Diyalektik ve tarihsel materyalizm sayesinde, insanlık tarihinin başlangıcından itibaren açıklanması ve özellikle sınıflı toplumun kuruluşu, ilkel komünal toplumdan komünizme gelişmesi ve varacağı aşamaların maddi toplumsal yapıdan çıkarılması amacıyla çalışmalar yapılmıştır. Bu toplumsal-tarihsel gelişme temelde maddi bir süreçtir, yani her tür iradeden bağımsız olarak, kendi iç yasaları gereği bu süreç ilerlemektedir. Bununla birlikte Marksizm'de iradenin yadsındığı söylenemez, aksine belirgin bir sekilde iradeye yer verilir. Bu irade bireylerin ya da belirli bir gurubun iradesi değil, işçi sınıfının iradesidir. Burada Marx'ın teorisi, toplumsal maddi koşullar ile işçi sınıfının iradesinin çakışmakta olduğunu öne sürer. Bu şekilde Marx, kapitalist toplumsal yapının çözümlemesine, maddi çelişkilerinin ortaya konulmasına ve bunların değiştirilmesinin yöntemlerinin bulunmasına yönelir. Çünkü, Marksizmin düsturlarından ilki, aslolanın dünyayı anlamak değil onu değiştirmek olduğudur.

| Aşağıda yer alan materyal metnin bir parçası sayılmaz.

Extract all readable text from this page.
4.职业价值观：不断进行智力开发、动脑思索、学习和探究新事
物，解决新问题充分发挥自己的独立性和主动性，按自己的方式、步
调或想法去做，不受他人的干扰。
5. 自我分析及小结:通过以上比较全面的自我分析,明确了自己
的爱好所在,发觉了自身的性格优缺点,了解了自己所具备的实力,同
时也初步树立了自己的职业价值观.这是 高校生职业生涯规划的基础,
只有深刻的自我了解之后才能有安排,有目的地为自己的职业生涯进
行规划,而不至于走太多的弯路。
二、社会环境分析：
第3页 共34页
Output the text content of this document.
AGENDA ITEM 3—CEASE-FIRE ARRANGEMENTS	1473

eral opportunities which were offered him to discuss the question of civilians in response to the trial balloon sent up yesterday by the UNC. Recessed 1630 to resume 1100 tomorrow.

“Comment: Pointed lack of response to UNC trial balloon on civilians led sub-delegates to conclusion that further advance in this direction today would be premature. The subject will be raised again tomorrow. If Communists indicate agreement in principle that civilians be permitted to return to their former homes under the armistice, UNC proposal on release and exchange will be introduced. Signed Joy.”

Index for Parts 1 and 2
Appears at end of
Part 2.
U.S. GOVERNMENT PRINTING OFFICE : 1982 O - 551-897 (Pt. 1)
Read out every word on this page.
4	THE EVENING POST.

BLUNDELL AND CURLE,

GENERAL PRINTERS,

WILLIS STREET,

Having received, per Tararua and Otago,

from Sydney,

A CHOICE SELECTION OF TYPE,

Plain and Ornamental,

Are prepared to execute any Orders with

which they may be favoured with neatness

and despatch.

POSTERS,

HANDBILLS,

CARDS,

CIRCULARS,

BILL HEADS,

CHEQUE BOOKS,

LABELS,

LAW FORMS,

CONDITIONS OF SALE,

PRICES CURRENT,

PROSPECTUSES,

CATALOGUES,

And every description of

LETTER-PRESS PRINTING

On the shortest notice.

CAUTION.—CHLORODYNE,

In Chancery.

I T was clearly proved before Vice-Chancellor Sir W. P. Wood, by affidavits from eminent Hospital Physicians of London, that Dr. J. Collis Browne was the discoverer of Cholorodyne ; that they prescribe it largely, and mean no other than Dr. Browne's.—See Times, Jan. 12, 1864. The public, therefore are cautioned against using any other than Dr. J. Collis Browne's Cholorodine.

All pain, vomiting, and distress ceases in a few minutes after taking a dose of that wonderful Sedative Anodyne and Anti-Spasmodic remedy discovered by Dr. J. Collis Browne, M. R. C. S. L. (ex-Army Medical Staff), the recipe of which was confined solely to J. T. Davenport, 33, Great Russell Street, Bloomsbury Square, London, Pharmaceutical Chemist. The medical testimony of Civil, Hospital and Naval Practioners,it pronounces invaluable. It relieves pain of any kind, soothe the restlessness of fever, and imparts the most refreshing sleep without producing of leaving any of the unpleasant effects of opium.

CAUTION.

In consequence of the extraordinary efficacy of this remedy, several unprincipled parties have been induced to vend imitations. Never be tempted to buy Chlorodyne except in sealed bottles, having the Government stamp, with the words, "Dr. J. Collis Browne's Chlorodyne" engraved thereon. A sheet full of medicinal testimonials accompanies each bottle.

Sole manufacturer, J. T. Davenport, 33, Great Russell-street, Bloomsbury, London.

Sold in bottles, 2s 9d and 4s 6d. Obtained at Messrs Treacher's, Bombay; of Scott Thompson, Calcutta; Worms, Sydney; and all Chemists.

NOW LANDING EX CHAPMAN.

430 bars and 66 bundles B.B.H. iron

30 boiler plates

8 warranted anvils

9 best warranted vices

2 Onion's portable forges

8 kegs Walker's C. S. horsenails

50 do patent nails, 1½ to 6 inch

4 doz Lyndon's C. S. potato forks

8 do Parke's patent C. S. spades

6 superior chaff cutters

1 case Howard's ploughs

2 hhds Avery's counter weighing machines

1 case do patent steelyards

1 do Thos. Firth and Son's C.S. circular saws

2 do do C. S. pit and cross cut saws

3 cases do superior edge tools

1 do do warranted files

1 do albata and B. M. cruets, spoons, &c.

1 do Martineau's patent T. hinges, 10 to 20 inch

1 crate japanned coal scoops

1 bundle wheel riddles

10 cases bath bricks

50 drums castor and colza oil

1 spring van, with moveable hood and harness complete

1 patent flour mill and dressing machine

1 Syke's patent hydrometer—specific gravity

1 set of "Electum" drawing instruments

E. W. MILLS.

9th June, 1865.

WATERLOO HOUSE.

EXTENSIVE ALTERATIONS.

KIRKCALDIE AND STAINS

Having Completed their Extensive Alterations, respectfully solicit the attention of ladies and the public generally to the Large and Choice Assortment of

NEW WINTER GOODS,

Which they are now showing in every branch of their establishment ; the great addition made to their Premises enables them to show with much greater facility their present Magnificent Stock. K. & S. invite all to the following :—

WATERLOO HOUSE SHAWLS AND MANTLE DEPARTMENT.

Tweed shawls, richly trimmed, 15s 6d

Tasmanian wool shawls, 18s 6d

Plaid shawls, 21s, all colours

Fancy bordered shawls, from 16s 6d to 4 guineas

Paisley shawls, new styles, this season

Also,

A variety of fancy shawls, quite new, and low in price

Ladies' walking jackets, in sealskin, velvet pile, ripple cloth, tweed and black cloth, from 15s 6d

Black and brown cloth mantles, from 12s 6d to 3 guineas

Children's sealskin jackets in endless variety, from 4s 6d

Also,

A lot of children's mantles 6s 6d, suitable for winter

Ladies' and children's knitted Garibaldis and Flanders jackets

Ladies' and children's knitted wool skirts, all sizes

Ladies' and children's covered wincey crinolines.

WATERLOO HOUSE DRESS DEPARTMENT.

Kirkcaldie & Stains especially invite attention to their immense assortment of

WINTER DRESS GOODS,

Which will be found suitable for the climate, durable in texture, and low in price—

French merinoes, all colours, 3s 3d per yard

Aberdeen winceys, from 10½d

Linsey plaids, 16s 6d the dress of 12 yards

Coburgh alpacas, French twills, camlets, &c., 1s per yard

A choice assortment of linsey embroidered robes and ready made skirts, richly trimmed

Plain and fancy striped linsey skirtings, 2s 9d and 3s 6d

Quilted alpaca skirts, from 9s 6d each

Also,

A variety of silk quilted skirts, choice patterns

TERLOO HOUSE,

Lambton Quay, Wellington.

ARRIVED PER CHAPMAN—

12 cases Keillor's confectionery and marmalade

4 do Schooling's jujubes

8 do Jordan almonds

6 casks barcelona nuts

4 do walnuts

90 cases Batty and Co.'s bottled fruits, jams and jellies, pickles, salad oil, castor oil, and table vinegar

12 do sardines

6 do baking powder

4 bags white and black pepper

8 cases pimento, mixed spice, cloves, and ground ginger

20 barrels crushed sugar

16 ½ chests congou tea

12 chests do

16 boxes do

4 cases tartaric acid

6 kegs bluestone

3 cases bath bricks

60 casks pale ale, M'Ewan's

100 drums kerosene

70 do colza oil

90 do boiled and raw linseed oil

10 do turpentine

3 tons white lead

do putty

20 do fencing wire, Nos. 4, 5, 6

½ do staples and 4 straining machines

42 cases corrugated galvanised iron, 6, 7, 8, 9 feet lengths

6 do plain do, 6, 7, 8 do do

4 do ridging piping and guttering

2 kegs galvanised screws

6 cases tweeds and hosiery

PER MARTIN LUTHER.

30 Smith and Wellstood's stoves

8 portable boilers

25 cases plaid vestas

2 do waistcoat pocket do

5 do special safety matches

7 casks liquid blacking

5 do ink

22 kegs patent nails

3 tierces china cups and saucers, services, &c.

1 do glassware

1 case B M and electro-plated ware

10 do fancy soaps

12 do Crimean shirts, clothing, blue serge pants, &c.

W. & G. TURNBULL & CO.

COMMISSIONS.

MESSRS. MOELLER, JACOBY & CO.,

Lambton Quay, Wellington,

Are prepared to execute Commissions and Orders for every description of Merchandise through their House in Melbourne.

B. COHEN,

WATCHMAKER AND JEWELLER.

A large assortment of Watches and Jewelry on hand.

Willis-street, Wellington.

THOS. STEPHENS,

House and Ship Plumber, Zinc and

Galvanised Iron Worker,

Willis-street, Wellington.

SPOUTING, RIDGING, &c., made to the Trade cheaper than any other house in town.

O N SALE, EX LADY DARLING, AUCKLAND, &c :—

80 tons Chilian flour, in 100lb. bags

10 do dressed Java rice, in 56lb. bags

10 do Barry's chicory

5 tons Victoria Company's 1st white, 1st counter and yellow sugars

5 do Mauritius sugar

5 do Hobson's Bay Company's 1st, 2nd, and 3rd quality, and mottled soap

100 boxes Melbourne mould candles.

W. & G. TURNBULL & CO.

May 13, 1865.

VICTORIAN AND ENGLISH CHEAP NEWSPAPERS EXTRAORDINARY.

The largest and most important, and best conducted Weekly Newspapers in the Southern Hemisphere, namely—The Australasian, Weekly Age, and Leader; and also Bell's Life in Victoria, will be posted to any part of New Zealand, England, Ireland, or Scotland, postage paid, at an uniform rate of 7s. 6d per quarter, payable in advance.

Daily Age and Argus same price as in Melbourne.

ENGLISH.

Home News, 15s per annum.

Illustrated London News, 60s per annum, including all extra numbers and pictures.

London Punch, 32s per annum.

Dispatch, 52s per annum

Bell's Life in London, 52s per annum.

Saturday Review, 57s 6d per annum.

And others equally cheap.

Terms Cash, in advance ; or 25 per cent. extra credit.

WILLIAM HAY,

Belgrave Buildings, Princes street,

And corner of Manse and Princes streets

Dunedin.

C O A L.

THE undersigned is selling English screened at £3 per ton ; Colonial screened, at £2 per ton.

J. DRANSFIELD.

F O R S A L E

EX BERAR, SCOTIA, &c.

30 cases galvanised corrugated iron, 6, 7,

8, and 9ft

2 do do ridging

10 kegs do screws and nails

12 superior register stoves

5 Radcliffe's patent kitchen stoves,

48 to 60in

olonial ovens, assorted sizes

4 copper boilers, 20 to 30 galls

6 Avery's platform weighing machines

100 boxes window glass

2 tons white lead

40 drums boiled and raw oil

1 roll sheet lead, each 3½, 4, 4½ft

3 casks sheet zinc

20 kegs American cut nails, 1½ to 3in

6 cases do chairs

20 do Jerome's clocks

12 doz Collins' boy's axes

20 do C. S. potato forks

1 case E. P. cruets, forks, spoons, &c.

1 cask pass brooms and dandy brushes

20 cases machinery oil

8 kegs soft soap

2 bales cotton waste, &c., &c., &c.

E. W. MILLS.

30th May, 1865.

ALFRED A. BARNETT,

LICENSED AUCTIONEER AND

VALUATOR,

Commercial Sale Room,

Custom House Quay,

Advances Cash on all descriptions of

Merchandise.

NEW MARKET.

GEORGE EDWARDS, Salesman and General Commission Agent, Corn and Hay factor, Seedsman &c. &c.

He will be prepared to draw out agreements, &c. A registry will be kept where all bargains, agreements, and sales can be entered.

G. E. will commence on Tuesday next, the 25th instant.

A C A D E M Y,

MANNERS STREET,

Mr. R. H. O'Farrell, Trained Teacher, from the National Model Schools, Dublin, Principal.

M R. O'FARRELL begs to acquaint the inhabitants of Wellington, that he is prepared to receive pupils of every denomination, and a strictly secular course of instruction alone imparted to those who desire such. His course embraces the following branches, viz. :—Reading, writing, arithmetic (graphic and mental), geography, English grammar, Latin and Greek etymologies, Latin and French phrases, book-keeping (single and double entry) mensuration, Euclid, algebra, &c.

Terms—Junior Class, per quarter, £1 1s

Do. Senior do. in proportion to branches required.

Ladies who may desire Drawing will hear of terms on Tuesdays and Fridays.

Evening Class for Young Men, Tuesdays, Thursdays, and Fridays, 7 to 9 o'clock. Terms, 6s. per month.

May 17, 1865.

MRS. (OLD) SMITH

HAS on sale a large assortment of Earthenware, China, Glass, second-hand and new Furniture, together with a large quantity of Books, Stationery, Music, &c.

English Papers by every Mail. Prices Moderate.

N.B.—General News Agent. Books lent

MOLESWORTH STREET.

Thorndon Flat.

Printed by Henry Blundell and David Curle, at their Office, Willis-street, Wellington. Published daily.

Marksizm siyasal, toplumsal ve kuramsal/felsefi alanda son iki yüzyılın ana akımlarından birisi olmuştur. Ekonomiden siyasete, ideoloji teorisinden edebiyat kuramlarına, bilim felsefesinden estetiğe kadar pek çok alanda Marksizm önemli bir çığır açmıştır. Bu eğilimlerin başat özellikleri ise, materyalizmde ısrar ve mevcut olanın eleştirisi olarak belirtilebilir. Gerçi Sovyetler Birliği gibi bazı örneklerde, Marksizm, mevcut olanın savunulması konumuna geçmiştir, ama bu tutuculuğun eleştirisini yapan Marksizm yorumları da olmuştur.

Bu bakımdan Marksizm yalnızca Marks ve Engels gibi teorisyenlere ya da Lenin ve Mao gibi Marksist siyasetçilere ait bir şey değildir; aksine, Marksizm, Marksist düşüncenin doğumundan bugüne kadar, teorik ve politik alanda Marksist olarak etkinlik gösterenlerin tümünü kapsamaktadır.